Лето столетия | страница 18



– Да какое там, Настасья Прокловна-то! С нашей-то с жизнью гарнизонной. Сегодня тут, а завтра там, то строй редут, то Туркестан. Нашу дивизию мотают по всему востоку, всей Азиатчине, как змеев воздушных. Вот осяду, обзаведусь и женой, и детишками, а пока бобылём хожу.

Виктор был вежлив настолько, насколько не интересующая его тема позволяла быть ему вежливым. Девок хватало ему, а сделать одну из них своей женой означало бы несчастье и для себя, и для жены. Видал он и жён гарнизонных – и брошенных. Нет уж, спасибо!

– Такой молодой, красивый, далеко пойдёшь, а жену не хочешь. Не дело это, сынок… – Голос Льва Ивановича был почти суров, но всё равно мягок по-старчески. – Так и жизнь пройдёт.

Виктор вспомнил Фэнтянь и Внутреннюю Монголию и улыбнулся. И незаметно было, как его зубы заскрежетали. Правда, так и жизнь пройдёт.

– Ну и пройдёт, – как-то чересчур вежливо проговорил он.

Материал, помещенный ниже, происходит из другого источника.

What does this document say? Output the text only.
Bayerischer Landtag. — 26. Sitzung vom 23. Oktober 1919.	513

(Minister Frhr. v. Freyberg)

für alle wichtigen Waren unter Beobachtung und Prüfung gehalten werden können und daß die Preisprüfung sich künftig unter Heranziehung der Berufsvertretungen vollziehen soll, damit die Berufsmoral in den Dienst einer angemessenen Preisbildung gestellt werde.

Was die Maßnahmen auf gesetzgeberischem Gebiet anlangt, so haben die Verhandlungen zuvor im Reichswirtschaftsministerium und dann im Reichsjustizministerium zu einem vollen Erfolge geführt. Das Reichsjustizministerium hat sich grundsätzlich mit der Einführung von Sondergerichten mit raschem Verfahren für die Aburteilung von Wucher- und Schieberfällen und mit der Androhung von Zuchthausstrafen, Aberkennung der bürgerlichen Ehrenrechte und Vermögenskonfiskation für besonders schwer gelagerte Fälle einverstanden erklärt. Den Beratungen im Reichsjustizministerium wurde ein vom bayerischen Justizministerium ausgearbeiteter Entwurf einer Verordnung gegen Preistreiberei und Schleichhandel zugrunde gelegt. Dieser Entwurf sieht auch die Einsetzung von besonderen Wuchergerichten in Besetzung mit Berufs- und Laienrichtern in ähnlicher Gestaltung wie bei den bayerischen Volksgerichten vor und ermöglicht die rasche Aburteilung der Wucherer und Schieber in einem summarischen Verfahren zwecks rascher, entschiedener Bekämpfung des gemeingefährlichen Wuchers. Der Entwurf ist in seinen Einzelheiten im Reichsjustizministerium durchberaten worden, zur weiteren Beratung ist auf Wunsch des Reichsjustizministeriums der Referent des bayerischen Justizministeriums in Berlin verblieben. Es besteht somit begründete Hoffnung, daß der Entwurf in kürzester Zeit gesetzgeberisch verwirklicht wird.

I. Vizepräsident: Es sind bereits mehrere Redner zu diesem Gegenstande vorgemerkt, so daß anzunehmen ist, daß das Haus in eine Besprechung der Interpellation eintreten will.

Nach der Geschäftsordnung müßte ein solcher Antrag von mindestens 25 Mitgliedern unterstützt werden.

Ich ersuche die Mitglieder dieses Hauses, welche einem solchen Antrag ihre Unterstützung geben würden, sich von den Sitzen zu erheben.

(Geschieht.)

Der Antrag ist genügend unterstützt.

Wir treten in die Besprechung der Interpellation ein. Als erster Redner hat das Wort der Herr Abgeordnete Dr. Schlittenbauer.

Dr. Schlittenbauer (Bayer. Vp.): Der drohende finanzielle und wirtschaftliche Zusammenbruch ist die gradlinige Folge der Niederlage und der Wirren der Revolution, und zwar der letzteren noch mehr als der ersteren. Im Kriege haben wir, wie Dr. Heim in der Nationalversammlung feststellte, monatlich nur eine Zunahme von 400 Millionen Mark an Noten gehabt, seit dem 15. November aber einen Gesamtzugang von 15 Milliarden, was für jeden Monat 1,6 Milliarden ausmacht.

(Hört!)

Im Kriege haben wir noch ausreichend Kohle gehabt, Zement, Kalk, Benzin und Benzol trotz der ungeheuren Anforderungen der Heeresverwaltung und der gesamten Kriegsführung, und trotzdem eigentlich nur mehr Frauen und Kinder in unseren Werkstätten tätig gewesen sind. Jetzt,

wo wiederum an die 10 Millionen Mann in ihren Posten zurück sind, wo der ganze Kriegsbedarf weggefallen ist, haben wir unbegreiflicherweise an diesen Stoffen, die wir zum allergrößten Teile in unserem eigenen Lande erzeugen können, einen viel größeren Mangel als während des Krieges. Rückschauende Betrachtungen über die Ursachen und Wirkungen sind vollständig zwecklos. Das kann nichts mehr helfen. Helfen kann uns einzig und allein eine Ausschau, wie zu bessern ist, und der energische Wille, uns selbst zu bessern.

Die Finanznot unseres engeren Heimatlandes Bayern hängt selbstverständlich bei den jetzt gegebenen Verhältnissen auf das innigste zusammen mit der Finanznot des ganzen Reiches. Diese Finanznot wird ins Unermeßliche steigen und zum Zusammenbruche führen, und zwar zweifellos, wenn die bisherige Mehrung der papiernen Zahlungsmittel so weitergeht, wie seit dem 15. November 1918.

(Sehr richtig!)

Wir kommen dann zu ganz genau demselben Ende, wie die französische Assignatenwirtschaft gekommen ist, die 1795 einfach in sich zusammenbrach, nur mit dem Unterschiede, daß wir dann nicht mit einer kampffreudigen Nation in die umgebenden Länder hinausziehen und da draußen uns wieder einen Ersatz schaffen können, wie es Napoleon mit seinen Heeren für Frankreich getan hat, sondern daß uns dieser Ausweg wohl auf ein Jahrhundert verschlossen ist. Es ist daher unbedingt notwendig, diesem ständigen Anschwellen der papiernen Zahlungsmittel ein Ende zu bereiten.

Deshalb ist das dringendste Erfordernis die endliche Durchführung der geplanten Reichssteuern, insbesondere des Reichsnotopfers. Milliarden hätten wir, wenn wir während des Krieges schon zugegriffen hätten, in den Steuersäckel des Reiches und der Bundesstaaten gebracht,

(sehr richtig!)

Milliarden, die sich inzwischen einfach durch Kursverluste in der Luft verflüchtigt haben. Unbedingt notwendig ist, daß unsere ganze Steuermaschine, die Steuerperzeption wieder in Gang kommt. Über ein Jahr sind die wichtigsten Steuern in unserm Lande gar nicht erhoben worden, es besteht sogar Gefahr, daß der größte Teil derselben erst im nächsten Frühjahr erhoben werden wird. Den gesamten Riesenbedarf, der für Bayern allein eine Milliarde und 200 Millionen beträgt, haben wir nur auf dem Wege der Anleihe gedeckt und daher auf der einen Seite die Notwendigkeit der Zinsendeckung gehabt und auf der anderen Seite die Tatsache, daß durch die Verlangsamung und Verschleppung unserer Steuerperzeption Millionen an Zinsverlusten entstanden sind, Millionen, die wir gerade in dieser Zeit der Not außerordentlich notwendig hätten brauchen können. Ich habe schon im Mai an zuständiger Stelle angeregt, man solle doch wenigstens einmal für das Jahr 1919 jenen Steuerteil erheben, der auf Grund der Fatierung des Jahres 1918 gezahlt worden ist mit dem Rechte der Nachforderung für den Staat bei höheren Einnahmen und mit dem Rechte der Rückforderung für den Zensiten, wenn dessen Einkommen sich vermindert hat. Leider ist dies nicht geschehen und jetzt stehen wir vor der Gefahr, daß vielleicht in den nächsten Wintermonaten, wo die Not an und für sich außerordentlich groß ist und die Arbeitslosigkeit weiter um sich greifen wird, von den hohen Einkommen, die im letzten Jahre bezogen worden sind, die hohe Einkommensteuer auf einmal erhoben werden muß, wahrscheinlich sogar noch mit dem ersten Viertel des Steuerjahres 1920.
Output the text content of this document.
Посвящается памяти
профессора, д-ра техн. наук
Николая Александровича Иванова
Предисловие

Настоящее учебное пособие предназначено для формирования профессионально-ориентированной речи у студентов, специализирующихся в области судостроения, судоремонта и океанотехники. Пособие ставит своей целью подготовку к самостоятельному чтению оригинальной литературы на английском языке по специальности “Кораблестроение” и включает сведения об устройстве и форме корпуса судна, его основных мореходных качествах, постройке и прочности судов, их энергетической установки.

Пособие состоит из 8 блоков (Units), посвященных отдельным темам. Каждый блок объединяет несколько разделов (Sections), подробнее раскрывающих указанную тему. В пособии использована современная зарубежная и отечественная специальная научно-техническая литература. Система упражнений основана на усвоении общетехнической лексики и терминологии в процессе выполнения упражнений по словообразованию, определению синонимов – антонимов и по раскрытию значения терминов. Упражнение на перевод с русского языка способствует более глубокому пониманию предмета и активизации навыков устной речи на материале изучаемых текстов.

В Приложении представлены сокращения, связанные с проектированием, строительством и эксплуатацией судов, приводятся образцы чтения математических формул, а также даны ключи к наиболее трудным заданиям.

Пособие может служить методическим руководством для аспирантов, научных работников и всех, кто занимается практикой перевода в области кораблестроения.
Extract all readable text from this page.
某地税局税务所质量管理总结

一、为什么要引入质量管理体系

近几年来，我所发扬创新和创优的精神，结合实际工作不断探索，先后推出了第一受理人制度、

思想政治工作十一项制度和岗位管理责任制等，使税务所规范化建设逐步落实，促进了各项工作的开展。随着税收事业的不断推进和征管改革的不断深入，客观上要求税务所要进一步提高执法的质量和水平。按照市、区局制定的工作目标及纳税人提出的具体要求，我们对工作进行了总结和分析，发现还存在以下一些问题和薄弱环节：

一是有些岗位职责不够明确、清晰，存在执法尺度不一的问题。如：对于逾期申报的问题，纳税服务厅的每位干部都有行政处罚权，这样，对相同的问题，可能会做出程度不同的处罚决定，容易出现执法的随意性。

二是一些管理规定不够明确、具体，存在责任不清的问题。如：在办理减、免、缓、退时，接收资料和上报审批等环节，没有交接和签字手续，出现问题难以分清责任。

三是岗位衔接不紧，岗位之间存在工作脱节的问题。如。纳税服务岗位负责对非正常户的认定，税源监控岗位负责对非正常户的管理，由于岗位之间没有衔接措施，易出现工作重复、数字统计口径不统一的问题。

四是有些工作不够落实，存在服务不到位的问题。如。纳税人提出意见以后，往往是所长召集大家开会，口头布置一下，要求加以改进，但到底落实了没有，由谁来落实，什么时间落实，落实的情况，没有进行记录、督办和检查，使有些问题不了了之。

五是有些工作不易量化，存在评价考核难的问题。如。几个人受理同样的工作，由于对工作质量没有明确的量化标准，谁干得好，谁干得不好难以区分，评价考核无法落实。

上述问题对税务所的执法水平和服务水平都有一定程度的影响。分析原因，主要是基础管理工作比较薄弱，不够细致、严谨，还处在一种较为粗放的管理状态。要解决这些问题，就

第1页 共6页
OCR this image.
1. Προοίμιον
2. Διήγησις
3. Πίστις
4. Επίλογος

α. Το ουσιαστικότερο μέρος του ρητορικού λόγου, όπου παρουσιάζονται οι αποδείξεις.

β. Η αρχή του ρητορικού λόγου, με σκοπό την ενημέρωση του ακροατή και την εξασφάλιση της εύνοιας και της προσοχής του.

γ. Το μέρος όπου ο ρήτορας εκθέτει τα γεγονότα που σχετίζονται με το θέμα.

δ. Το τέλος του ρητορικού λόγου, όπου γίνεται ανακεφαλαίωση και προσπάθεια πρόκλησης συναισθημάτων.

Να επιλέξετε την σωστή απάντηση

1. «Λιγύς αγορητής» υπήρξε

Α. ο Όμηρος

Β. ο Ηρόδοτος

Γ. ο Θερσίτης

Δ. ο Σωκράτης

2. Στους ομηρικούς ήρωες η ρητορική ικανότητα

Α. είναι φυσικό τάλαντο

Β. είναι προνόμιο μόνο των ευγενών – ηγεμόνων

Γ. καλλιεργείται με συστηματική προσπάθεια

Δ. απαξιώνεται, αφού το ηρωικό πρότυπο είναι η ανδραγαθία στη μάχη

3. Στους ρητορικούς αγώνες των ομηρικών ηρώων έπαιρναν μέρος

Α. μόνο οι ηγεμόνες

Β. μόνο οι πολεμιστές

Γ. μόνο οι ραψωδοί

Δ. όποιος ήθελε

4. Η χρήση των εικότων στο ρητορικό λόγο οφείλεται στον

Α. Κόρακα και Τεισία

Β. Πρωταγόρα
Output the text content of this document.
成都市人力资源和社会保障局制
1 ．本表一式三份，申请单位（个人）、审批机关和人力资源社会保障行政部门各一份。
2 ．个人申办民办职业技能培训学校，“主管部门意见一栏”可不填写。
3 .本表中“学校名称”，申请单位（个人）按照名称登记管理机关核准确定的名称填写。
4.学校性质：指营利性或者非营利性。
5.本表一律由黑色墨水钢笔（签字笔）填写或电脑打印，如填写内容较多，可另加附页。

– А в клубе ещё не начались мероприятия, Виктор? – сообразила перевести тему Настасья Прокловна.

Летние мероприятия в клубе досуга товарищества Вершков хоть раз за лето, но посещались всеми без исключения дачниками, в том числе и Семёновым, и Ниточкиными.

– Не слышал, Настасья Прокловна. Может быть, составите мне компанию через полчаса? Вот и посмотрим.

– Не, сынок, нам ещё вещи разобрать надо бы, – сказала Настасья Прокловна. («Какие вещи?» – подумал про себя Лев Иванович, но промолчал.)

Академик улыбнулся:

– Ну, ещё увидимся с тобой, товарищ красноармеец. А хочешь, как стемнеет, заходи, мы тебя чаем напоим.

Семёнов пообещал зайти, ещё не зная, что обещание это выполнить не сможет. Когда Лев Иванович с женой смотрели в спину Виктору, было очевидно, что думали они об одном, а точнее, об одном и том же человеке, которого не видели уже почти десять лет. Но они бы никогда в этом не сознались ни друг другу, ни себе.

В засаде

В засаде Марья Иосифовна сидела, уже засыпая. Ни одна мысль не тревожила её седой головы – кроме вопроса, приедут ли ещё потенциальные покупатели молока на последнем вечернем паровозе. В другое время из Марьи Иосифовны получилась бы идеальная коробейница, купчиха или мерчандайзер, но она жила тогда, когда жила. Кроме того, после пропажи мужа Марья Иосифовна малость тронулась умом.

Взять хотя бы тот факт, что после того, как ей назначили пенсию как вдове жертвы Империалистической войны, она носила траур триста дней. Почему триста – никто, а особенно Марья Иосифовна, сказать не мог, но все триста дней она ходила только в чёрном. Потом как ни в чём не бывало она вышла на улицу в своём старом платье и больше никогда о муже не говорила. Есть такие люди, при общении с которыми не скажешь, в чём именно проявляется их «странность» или «ненормальность», но сомнений в этих качествах нет. Такой была и Марья Иосифовна.